Who could oppose such a plan? Well, possibly the Portland Business Alliance. Portland Business Alliance spokesperson Amy Lewin says the business group’s board has taken no official position on the measure. But the group mounted two legal challenges that delayed signature gathering, and is threatening a third one. The day after supporters turned in signatures, PBA attorney Gregory Chaimov of Davis Wright Tremaine wrote to Assistant Multnomah County Attorney Catherine Thomas saying there will be a court challenge if the County approves the initiative for the ballot. The basis for the challenge appears to be that a grassroots coalition couldn’t possibly have gotten that many signatures in that short a time.

“This is pure harassment,” said King, the UP Now campaign spokesperson, about the threatened challenge.

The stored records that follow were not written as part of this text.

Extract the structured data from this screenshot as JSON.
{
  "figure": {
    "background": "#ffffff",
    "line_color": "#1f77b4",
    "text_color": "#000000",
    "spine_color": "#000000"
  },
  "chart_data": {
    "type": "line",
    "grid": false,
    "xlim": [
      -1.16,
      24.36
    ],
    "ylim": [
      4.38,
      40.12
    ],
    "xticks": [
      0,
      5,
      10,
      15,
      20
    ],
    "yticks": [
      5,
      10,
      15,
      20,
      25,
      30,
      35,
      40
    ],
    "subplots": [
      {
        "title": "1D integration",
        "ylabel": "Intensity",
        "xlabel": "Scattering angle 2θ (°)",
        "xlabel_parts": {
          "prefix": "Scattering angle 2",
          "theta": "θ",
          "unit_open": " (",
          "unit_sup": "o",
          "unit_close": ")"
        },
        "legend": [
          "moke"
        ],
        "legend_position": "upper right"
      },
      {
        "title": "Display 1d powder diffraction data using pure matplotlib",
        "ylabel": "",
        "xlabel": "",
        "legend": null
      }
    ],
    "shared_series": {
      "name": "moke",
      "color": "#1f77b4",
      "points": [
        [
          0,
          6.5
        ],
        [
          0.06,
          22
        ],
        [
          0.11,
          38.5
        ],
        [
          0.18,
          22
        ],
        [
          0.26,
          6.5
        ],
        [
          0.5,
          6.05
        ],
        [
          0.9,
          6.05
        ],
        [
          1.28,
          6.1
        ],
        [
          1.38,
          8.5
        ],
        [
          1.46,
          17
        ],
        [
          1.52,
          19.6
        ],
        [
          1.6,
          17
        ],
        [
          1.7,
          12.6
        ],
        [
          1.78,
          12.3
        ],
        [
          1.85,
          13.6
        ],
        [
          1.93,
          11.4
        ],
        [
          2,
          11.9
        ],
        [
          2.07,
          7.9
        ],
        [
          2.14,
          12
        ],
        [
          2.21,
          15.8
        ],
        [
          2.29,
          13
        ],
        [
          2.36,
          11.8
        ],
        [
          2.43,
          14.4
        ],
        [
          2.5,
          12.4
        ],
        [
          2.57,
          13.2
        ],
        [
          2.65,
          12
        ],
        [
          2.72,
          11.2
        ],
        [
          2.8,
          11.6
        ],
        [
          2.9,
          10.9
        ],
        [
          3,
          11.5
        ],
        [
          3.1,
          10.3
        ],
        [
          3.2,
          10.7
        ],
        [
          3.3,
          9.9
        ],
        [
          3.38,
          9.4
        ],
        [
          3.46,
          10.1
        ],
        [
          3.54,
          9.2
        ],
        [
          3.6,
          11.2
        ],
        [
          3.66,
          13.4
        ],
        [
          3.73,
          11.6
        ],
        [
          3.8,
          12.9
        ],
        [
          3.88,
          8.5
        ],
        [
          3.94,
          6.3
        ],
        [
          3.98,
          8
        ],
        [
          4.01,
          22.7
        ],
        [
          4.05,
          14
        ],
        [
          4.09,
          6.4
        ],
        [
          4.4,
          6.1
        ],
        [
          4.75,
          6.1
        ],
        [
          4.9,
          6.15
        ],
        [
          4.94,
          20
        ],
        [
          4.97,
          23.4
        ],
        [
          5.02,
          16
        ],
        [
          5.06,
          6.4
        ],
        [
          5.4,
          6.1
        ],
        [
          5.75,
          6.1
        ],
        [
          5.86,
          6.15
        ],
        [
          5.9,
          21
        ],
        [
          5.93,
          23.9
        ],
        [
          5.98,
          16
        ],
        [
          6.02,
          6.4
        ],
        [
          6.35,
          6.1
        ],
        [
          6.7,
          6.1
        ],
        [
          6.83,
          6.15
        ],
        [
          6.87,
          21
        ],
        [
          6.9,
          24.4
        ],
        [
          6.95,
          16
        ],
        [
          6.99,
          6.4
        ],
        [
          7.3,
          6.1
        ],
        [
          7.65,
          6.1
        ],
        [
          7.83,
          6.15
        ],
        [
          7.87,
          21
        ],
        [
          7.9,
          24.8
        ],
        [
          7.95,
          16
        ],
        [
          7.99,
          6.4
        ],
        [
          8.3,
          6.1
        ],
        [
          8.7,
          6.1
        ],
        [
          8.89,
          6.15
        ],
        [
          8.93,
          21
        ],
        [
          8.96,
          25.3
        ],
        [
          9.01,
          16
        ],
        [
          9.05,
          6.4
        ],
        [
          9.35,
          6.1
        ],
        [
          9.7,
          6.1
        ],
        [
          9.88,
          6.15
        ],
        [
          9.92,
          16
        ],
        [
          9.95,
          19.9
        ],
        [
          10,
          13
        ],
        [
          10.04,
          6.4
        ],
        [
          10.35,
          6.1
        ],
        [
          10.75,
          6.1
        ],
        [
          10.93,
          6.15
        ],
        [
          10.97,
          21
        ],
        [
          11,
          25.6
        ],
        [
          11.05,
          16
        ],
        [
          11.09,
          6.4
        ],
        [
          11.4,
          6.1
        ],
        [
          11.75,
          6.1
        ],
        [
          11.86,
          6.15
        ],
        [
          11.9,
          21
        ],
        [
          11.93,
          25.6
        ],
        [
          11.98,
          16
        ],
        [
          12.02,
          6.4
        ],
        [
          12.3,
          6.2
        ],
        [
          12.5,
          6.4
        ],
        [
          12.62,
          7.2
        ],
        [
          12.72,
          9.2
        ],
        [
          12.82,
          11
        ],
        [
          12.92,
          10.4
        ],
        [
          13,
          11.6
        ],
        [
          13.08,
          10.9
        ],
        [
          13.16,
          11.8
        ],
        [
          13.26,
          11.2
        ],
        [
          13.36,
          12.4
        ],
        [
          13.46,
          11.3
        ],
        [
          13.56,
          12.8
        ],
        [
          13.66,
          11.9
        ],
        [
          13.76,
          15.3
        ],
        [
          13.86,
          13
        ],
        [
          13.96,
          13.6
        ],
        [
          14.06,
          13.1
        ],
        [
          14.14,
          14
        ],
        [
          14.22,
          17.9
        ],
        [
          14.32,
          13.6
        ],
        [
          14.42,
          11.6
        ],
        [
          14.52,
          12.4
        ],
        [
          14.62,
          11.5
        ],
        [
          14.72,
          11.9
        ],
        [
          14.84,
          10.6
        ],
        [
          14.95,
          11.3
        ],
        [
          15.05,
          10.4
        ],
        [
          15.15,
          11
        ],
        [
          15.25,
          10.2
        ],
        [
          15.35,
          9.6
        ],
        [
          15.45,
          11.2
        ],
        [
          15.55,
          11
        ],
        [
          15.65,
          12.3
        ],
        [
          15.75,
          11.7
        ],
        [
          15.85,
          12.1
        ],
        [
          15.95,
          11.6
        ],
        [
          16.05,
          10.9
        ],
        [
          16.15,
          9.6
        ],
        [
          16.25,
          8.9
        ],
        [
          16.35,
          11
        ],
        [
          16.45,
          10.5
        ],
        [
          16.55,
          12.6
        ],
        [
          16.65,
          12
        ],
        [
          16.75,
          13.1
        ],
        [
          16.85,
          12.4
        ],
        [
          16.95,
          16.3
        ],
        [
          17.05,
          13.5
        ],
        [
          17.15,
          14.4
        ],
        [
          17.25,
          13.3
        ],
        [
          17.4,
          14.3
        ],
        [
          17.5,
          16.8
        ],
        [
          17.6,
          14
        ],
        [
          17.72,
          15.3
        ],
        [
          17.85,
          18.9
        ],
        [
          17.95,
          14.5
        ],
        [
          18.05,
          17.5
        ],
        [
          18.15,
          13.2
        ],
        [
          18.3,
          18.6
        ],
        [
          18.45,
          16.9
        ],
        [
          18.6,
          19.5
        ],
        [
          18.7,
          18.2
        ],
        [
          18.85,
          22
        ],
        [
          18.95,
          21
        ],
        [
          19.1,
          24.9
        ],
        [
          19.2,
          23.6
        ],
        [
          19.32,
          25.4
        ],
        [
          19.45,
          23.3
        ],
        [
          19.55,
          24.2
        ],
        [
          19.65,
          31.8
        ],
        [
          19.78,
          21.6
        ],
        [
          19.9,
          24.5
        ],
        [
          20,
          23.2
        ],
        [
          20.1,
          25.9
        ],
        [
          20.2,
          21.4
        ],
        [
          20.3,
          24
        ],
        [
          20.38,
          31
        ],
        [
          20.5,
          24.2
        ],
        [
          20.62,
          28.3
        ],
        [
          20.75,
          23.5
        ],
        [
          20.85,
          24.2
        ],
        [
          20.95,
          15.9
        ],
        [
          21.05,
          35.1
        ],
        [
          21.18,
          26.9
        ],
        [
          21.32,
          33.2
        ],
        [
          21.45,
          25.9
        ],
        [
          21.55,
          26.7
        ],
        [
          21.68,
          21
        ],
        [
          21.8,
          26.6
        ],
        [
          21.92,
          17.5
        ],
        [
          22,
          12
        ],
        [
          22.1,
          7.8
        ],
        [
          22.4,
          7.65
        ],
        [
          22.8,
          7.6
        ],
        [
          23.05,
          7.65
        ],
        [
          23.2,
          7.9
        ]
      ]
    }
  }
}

Heading for the November ballot, the UP Now initiative faces one other big complication: Multnomah County Commissioner Jessica Vega Pederson has been working since 2018 to craft a proposal for a more modest preschool program known as Preschool For All, which is also aimed at the November 2020 ballot. Whereas UP Now would start in high-poverty neighborhoods and expand to all three- and four-year-olds within seven years, Preschool For All would target students of color, low-income students, English language learners, and students with disabilities, starting with 500 spots to be placed by minority community nonprofit groups, and would aim to cover 80% of low-income kids within 10 years. The UP Now proposal would raise an estimated $260 million a year, about double the $130 million a year that the Preschool For All proposal aims to raise. A spokesperson for the Preschool For All campaign said final language for the proposal will likely go to County Commissioners in late July.

“My hope is we could get these two campaigns together,” King says. “I hope they see our success at gathering signatures as great news, that they can think bigger.”